Sidney Schwartzman’s Art Featured

Thursday, September 5th, 2013

Sidney Schwartzman is the selected artist for display in the Library Mezzanine for the month of September, 2013. Background on the artist is provided by his son, David Schwartzman:

Sid lived and worked in Woodstock from 1948 until 1959, when he went to California and then on to Ajijic, Mexico in the late 60′s, where he lived until his death on March 27, 2002.

Sid painted in an impressionistic – expressionistic style from the start of his professional career. He was infatuated with color theory and was considered a painter’s painter.

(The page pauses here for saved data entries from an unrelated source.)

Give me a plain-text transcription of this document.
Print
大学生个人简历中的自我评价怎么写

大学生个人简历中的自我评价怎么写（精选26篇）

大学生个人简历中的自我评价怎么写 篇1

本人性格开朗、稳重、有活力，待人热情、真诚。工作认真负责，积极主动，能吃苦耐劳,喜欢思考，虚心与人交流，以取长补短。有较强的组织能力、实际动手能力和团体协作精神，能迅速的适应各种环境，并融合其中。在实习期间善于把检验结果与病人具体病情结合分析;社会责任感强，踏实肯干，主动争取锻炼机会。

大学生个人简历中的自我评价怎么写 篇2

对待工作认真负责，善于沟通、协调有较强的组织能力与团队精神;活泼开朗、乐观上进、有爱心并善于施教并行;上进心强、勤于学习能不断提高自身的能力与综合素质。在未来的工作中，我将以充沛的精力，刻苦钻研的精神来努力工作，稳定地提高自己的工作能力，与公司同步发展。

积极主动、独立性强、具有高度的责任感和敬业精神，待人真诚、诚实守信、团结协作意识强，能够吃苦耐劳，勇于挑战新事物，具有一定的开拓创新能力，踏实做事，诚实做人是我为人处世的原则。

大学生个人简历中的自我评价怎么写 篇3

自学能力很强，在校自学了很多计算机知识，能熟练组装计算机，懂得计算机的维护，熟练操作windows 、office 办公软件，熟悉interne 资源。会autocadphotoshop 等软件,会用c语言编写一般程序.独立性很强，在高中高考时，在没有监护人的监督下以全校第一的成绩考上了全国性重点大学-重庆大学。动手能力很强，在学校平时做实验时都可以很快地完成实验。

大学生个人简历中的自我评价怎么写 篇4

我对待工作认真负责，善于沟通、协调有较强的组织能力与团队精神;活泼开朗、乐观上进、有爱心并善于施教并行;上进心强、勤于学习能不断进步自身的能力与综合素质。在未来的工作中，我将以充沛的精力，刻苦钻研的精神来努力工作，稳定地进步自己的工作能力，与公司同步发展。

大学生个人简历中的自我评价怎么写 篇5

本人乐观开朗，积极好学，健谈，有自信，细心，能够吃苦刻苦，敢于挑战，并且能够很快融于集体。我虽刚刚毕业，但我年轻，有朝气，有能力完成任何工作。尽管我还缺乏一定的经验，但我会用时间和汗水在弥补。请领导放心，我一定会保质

The show, which will feature major works as well as some drawings, will be divided into two parts and the second part will go up about September 18, 2013.

There will be a discussion of the works and the artist, led by his son David, at a time to be announced.


What’s new on the bookshelf?

Wednesday, September 4th, 2013

This blog highlights new murder mysteries in the adult collection.  Alex Grecian offers the second volume in his series called Scotland Yard’s Murder Squad: The Black Country, which concerns murders in the coal mining country of the British Midlands region in the 1890s.  Green-Eyed Lady, by Chuck Greaves, describes the investigation of a man framed for murder and theft of a valuable painting.  No Regrets, Coyote by John Dufresne is a noir fiction about a detective whose personal life is troubled, investigating the murder of an entire family, set against extensive public corruption and organized crime.  For those who like their serial murder mysteries with a bit of paranormal ability and ghosts, there is Darynda Jones’ Fifth Grave Past the Light.  Lindsey Davis offers another twist in murder mysteries with The Ides of April, set in ancient Rome, involving a woman investigator.  In modern day Rome and Tuscany, Katherine Page’s latest Faith Fairchild mystery, The Body in the Piazza, recounts the Fairchild’s vacation, interrupted first by murder and then sabotage of their friend’s cooking school.  David Mark has penned Original Skin, about a serial murder investigation linked to underground erotic groups, drug trafficking, and political corruption.  If that isn’t enough, stop by the library; there is more murder and mayhem arriving daily!